The Importance of Differing Aptitudes:

by Brien Jackson

Examining his emotional response to the AIG bonus issue, Ezra writes:

That we even need a new raft of compensation regulations strains the boundaries of credulity. It makes you question the values of your countrymen. They were the principle beneficiaries of a decade-long bubble that they inflated. These Ivy League bundles of privilege were given every possible advantage and then took yet more than that. They took the advantages of high school seniors applying to college this year or entering the workforce next year. They took the advantages of seniors who had saved for retirement and parents who had invested to build their own business. And now they’re refusing to help defuse the bomb at the center of our economy unless we pay them retention bonuses. Worse, they’re threatening to flee the scene of the crime and make money off the carnage. That, it’s been argued, is why we need to keep paying meeting their demands: Because we need them working for us rather than against us. It’s chutzpah as the Yiddish define it: A child who kills his parents and then begs for lenience because he’s a pitiable orphan. It’s shameful.

There’s nothing I disagree with in that, and I imagine there’s not much of a difference in the way Ezra and I feel about the matter. In short, the bonuses are outrageous, should never have happened, should now be recouped as fully as possible, and are proof positive that the titans of the financial industry simply don’t live in this world. That said, it’s also not really a reason to crater the whole thing and, by extension, the “real economy” either.

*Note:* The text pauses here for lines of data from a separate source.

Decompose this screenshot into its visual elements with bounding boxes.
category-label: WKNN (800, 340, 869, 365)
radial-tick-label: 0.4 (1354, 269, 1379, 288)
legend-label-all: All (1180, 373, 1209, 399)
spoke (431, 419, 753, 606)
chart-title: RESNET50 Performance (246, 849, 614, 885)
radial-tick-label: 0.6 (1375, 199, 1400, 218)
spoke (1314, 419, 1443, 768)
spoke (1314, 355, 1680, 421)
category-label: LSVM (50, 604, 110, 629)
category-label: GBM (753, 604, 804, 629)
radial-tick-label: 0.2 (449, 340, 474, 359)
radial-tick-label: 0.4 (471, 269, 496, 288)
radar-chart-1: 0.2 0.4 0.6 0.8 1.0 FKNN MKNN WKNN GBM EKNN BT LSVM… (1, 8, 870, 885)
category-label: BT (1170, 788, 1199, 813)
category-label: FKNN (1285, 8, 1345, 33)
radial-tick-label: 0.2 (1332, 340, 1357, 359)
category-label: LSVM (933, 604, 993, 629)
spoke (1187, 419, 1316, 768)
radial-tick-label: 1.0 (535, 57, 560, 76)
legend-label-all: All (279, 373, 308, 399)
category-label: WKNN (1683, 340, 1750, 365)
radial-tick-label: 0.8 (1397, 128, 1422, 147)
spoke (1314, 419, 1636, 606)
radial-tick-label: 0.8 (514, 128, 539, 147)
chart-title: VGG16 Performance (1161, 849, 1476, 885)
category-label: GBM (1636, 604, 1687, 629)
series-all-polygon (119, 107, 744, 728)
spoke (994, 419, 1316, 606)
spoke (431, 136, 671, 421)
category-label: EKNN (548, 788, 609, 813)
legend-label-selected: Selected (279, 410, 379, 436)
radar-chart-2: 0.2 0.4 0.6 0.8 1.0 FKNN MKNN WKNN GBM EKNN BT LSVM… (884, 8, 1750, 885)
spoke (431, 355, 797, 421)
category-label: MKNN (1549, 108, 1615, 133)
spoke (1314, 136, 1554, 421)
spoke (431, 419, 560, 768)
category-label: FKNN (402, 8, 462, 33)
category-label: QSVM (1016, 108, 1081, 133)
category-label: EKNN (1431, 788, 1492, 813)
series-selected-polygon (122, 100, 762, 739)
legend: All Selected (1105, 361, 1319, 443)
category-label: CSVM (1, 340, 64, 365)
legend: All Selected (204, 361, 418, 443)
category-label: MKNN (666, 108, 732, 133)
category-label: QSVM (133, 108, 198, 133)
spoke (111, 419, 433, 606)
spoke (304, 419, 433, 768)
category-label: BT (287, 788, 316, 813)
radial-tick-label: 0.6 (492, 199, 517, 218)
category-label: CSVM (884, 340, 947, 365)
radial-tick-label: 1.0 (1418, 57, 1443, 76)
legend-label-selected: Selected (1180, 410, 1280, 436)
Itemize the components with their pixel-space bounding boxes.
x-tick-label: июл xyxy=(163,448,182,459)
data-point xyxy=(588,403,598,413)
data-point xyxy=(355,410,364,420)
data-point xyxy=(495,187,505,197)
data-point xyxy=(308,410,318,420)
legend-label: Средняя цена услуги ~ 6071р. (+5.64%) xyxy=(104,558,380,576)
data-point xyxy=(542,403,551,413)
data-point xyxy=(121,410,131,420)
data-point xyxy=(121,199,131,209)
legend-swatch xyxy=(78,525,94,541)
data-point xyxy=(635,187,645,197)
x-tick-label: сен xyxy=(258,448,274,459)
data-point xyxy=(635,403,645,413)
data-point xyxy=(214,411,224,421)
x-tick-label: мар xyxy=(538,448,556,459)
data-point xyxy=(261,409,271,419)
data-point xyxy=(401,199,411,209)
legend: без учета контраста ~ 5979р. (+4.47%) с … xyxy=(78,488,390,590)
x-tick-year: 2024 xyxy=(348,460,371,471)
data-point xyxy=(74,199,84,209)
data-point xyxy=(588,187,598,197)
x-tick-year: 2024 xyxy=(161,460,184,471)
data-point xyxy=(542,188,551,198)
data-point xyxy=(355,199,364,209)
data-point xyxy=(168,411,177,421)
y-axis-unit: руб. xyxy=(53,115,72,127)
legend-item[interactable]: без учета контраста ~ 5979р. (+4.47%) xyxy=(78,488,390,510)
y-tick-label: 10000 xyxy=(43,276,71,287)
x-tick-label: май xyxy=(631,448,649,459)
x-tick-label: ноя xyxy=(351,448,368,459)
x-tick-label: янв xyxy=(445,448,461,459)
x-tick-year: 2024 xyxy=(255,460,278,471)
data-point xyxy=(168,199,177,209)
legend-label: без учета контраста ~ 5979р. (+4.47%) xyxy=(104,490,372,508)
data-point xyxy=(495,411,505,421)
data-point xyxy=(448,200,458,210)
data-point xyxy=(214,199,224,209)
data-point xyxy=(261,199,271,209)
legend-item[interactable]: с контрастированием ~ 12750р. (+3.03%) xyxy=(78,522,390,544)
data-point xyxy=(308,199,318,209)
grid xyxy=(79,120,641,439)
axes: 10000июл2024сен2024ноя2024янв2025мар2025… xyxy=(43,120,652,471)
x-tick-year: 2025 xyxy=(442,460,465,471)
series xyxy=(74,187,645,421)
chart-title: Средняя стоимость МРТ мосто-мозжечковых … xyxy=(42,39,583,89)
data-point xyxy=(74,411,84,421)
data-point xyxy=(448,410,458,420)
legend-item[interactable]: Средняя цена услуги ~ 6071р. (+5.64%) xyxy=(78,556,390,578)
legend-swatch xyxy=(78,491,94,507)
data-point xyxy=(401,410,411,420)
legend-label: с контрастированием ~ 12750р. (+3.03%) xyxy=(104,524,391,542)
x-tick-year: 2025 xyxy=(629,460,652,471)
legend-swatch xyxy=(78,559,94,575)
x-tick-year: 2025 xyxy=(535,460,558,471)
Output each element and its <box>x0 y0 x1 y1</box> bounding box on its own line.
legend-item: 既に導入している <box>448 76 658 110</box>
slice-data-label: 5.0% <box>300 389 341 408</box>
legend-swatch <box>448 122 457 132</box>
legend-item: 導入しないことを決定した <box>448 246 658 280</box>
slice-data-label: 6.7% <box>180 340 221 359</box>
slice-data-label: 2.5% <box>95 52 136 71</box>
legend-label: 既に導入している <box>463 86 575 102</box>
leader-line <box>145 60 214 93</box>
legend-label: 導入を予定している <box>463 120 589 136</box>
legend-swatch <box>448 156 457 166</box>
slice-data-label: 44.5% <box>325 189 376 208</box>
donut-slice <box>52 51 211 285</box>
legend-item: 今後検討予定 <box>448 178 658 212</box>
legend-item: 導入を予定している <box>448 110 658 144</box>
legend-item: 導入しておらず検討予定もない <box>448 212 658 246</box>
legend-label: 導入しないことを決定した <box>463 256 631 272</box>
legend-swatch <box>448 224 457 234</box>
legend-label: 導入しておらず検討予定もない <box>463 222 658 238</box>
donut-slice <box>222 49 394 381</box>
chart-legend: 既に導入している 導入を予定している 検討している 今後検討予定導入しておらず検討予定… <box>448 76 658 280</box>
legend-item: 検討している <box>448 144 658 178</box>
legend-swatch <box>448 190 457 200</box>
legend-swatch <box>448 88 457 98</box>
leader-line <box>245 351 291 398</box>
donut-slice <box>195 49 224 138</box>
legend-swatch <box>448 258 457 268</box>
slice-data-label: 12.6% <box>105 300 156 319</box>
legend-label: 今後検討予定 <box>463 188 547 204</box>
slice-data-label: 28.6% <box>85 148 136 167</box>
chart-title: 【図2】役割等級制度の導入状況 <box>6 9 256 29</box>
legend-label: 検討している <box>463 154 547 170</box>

But aside from that, I’m not sure it’s mere chutzpah in this respect, so much as the sentiment that we need these same people to fix things for us now is just inaccurate. Yglesias has been on this point for a week or so; the skill set and moral code that brought these people to where they were/are is decidedly not the skill set and moral code you need to get these institutions, and this economy, out of their present code. Having an executive class that wakes up wondering how they can make the most money possible every day might have its advantages in normal economic times (especially if you have a more sensible compensation regime that ties executive compensation more closely to the long term health of their firms), but these are not normal times, to say the least, and now “how can I make the most money” becomes “how can I pocket the most taxpayer money possible.” And beyond the moral bankruptcy of that attitude, I’m not really sure how it could dig the financial system out of a broad solvency crisis that can’t really be fixed with accounting gimmicks and cost deferring. Instead, it seems to me you really do have to wipe the current management groups out in favor of less ambitious, competent technocrats who are going to wake up everyday wondering how they can shore up both their firm and the larger economy, and be happy to take a limited, albeit well above average, salary to do so.